Smoke alarms

You should always have a working smoke alarm in your home. It could save your life.

Types of smoke alarm

There are 2 main types of smoke alarm.

Photoelectric smoke alarms

Photoelectric smoke alarms detect smoke when it affects the light levels in a sensor chamber.

Ionisation smoke alarms

Ionisation smoke alarms detect smoke when the particles block the stream of ions (electrically charged particles) in a sensor chamber.

Fire and Emergency New Zealand recommends people only install photoelectric smoke alarms. They are better at detecting different kinds of fire.

Fire and Emergency New Zealand

Radiation and ionisation smoke alarms

Ionisation smoke alarms contain a radioactive source called americium-241. The americium releases ions into a sensor chamber. When the flow of ions is interrupted (by smoke particles), the smoke alarm goes off.

The amount of americium in the smoke alarm is very small. You’d need 300–400 smoke alarms to get the same radioactivity as the average brick house.

Exposure to radiation

The radiation from the americium is almost totally absorbed inside the smoke alarm. Only a small amount gets out – less than 0.01% of what you get from natural sources, such as cosmic rays and the radioactivity in soil.

Risk of poisoning

There is no risk of poisoning from your smoke alarm.

The americium is bonded to a metal foil. Even if you did swallow it, you would only absorb a tiny amount of radioactivity. And the foil is sealed inside a metal chamber inside the alarm. It cannot fall out or be removed by accident.

If the alarm is fire-damaged

If you do have a house fire and your smoke alarm is burnt, there’s no danger of radioactive smoke.

The metal foil containing the americium-241 has been tested thoroughly. It can withstand heating to over 800°C for more than 30 minutes, without any release of radioactivity. This is a much more severe test than most house fires.

Disposing of old smoke alarms

When your smoke alarm fails, you can put it out in your normal rubbish disposal.

On average, a cubic metre of New Zealand soil is about as radioactive as 13 smoke alarms. Disposing of smoke alarms in a landfill doesn’t really change the landfill’s overall radioactivity.

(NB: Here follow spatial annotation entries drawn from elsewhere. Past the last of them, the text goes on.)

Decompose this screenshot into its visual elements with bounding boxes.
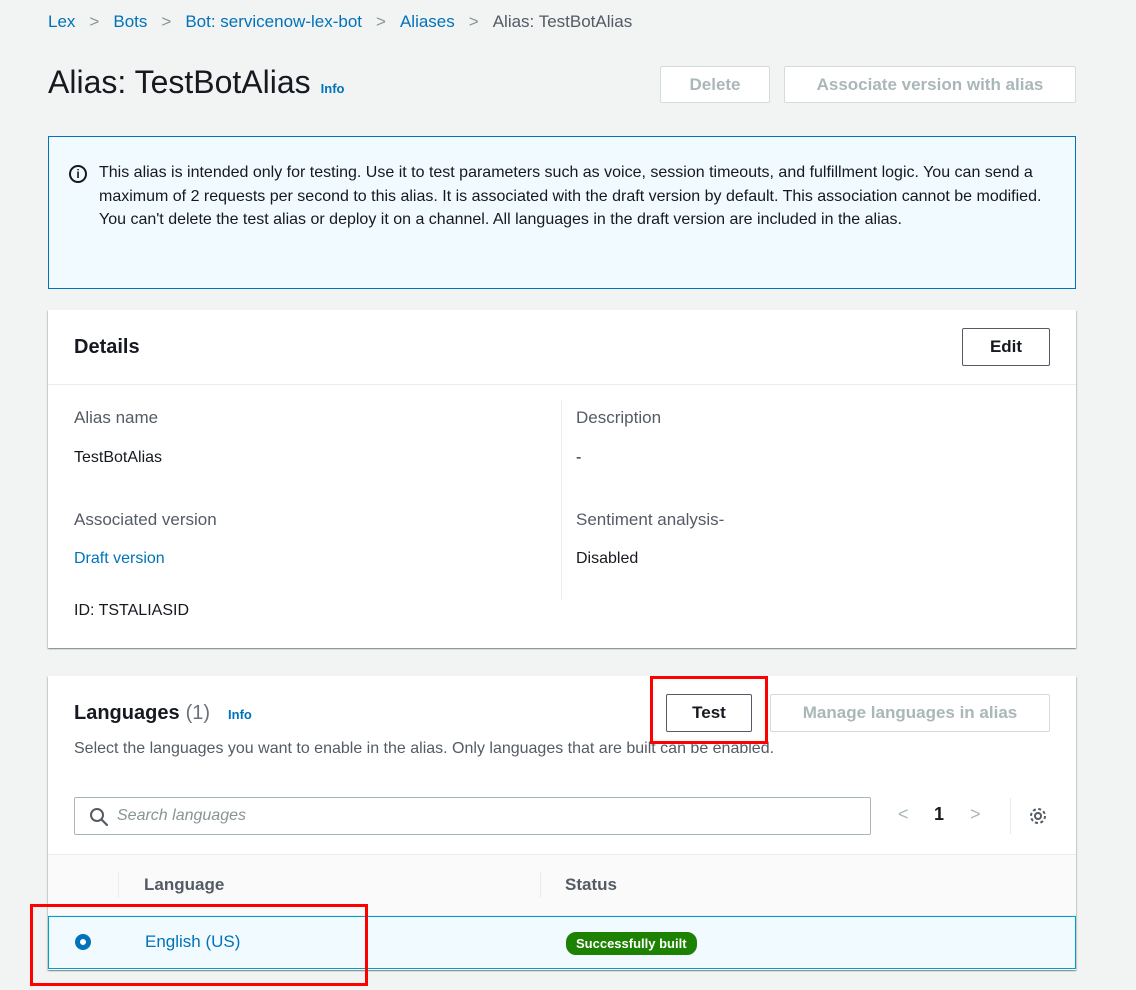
info-alert: i This alias is intended only for testin… <box>48 136 1076 289</box>
alert-text: This alias is intended only for testing.… <box>99 164 1042 228</box>
chevron-right-icon: > <box>468 12 479 31</box>
delete-button[interactable]: Delete <box>660 66 770 103</box>
languages-count: (1) <box>185 702 211 724</box>
search-icon <box>90 808 109 827</box>
draft-version-link[interactable]: Draft version <box>74 550 165 568</box>
column-header-language[interactable]: Language <box>144 854 224 916</box>
page-number[interactable]: 1 <box>934 804 944 825</box>
info-link[interactable]: Info <box>321 81 345 96</box>
test-button[interactable]: Test <box>666 694 752 732</box>
column-header-status[interactable]: Status <box>565 854 617 916</box>
pager-divider <box>1010 798 1011 834</box>
breadcrumb: Lex > Bots > Bot: servicenow-lex-bot > A… <box>48 12 632 32</box>
info-circle-icon: i <box>69 165 87 183</box>
breadcrumb-lex[interactable]: Lex <box>48 12 75 32</box>
description-value: - <box>576 449 582 466</box>
status-badge: Successfully built <box>566 932 697 955</box>
language-link[interactable]: English (US) <box>145 932 240 952</box>
languages-info-link[interactable]: Info <box>228 707 252 722</box>
description-label: Description <box>576 408 662 427</box>
chevron-right-icon[interactable]: > <box>970 804 981 825</box>
search-input[interactable] <box>117 804 857 828</box>
breadcrumb-aliases[interactable]: Aliases <box>400 12 455 32</box>
gear-icon[interactable] <box>1028 806 1048 826</box>
associate-version-button[interactable]: Associate version with alias <box>784 66 1076 103</box>
search-box <box>74 797 871 835</box>
page-title: Alias: TestBotAlias Info <box>48 64 344 101</box>
sentiment-value: Disabled <box>576 550 639 567</box>
sentiment-label: Sentiment analysis- <box>576 510 725 529</box>
row-radio-button[interactable] <box>75 934 91 950</box>
alias-name-value: TestBotAlias <box>74 449 163 466</box>
edit-button[interactable]: Edit <box>962 328 1050 366</box>
manage-languages-button[interactable]: Manage languages in alias <box>770 694 1050 732</box>
languages-title-text: Languages <box>74 702 180 724</box>
details-header: Details Edit <box>48 310 1076 385</box>
breadcrumb-bots[interactable]: Bots <box>113 12 147 32</box>
column-divider <box>561 400 562 600</box>
alias-name-label: Alias name <box>74 408 159 427</box>
table-row[interactable]: English (US) Successfully built <box>48 916 1076 969</box>
languages-title: Languages (1) Info <box>74 702 252 725</box>
chevron-right-icon: > <box>161 12 172 31</box>
languages-description: Select the languages you want to enable … <box>74 740 775 757</box>
associated-version-label: Associated version <box>74 510 217 529</box>
column-separator <box>118 872 119 898</box>
languages-panel: Languages (1) Info Test Manage languages i… <box>48 676 1076 970</box>
breadcrumb-current: Alias: TestBotAlias <box>492 12 633 31</box>
alias-id: ID: TSTALIASID <box>74 602 189 619</box>
chevron-right-icon: > <box>376 12 386 31</box>
page-title-text: Alias: TestBotAlias <box>48 64 311 100</box>
chevron-left-icon[interactable]: < <box>898 804 909 825</box>
chevron-right-icon: > <box>89 12 100 31</box>
breadcrumb-bot[interactable]: Bot: servicenow-lex-bot <box>185 12 362 32</box>
details-panel: Details Edit Alias name TestBotAlias Ass… <box>48 310 1076 648</box>
column-separator <box>540 872 541 898</box>
details-title: Details <box>74 336 140 358</box>
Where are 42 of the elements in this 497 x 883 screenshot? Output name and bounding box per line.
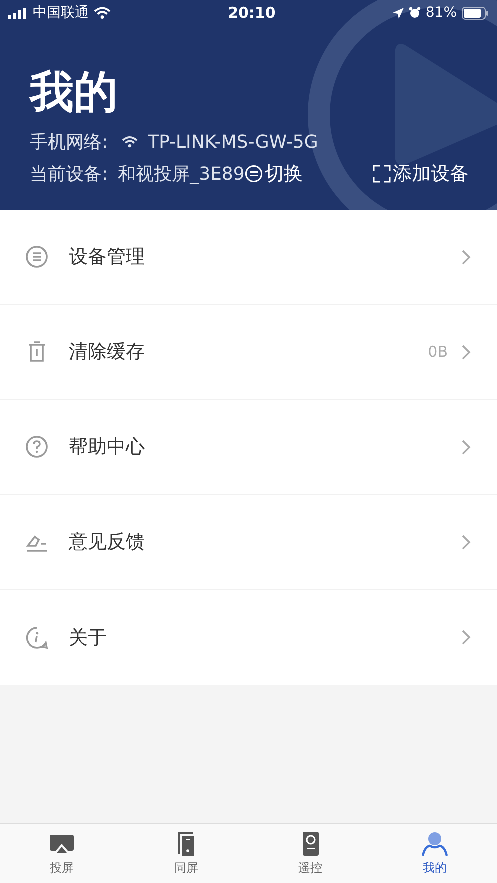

In fact, the natural radioactivity of domestic rubbish is less than that of soil. Even if every household threw out several smoke alarms a year, the average radioactivity in landfills would still be lower than in most New Zealand soils.

Transporting smoke alarms

You can send smoke alarms in the mail or transport them by any means within New Zealand. The amount of radioactive material in the alarms is so small that the rules for transporting hazardous materials do not apply.